Many staff and students at LSHTM have witnessed first-hand the impact of malaria on African communities. One morning in 2000, while conducting a clinical trial at Farafenni, in The Gambia, I was examining a blood film down my microscope. A local man walked quietly into the laboratory and handed me a small, wrapped bundle –the body of his small child, who had probably died during the night. All we could do was provide transport to the local hospital to confirm the death, and assist with transport back to his village some kilometres away. The death of this child might have been prevented if effective antimalarial drugs were available in that village, but ensuring universal access to such treatment in poor rural areas is a huge challenge. Effective infant vaccination against malaria, were it available, would go a long way to preventing these unnecessary child deaths. Whereas vaccine roll-out is of course a challenge in itself, the success of the Extended Programme of Immunisation demonstrates that good coverage can be achieved. RTS,S has been developed with delivery as part of the EPI a likely strategy, and as such could be rapidly added to existing vaccination efforts, should the purchase costs be affordable to African governments. A vaccine able to prevent about half of all episodes of malaria illness, and likely to be delivered efficiently through the EPI is likely to be a very beneficial public health intervention for African children.

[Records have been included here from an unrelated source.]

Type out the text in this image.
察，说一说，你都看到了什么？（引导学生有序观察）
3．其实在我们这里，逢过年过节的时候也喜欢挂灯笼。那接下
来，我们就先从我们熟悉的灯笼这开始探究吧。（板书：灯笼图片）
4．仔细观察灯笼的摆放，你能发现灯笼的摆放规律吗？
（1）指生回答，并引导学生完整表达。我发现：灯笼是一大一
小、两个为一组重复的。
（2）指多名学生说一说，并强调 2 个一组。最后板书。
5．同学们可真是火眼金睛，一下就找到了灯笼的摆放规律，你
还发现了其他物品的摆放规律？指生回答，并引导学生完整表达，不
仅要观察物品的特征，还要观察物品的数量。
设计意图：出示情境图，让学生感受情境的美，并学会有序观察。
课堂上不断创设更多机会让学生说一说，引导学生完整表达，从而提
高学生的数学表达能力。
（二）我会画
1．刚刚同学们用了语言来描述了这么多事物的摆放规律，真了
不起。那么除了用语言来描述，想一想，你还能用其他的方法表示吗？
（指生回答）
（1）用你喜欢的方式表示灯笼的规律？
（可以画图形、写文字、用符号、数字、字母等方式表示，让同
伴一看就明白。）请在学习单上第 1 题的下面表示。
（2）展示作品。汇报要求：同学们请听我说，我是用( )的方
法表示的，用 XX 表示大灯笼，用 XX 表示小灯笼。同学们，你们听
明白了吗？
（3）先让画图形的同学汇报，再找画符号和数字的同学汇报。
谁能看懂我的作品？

Key conclusions – what does it mean for malaria in Africa?

So is the excitement we have seen recently warranted? My answer would be a carefully qualified “yes”. It has to be “yes” because no malaria vaccine has ever progressed to Phase III before, as all bar RTS,S have been defeated by the (necessary) stringency of Phase I and II testing. It has to be “yes” because a 50% reduction of malaria illness (and 30-40% fewer severe cases) in children in Africa means many thousands of malaria deaths prevented each year, many more kids surviving to attend school, and surviving other infections usually worsened by having malaria at the same time. It means healthier, happier kids achieving more and progressing further through the education system, and as adults contributing successfully to the social and economic well-being of their countries. Yet this “yes” must be qualified, because these are only preliminary results, and there is so much more we need to know. Analysis of efficacy in the younger age group will not be available for some time, and important analysis of safety data across all sites for the full duration of follow-up is required before the licensing of this vaccine could proceed.

Where do we go from here?

The developers of the RTS,S vaccine should be congratulated and encouraged but it’s not the end of the story – it’s just the start. It will take a couple of years for the final Phase III evaluation to be published, and as the full trial results are digested and considered, a timetable for eventual licensing of this vaccine may emerge. Yet there is so much more we could hope for from a vaccine against malaria: a formulation that protects adults; a vaccine for vivax malaria, not to mention P. ovale sp and P. malariae; high efficacy (>90%) so that travellers may be adequately protected during short periods of exposure; a vaccine formulation suitable for use in pregnancy to protect mother and foetus. The results this week prove beyond reasonable doubt that a malaria vaccine is possible. RTS,S may well turn out to be the first malaria vaccine to be deployed; in that case we should all hope it isn’t the last.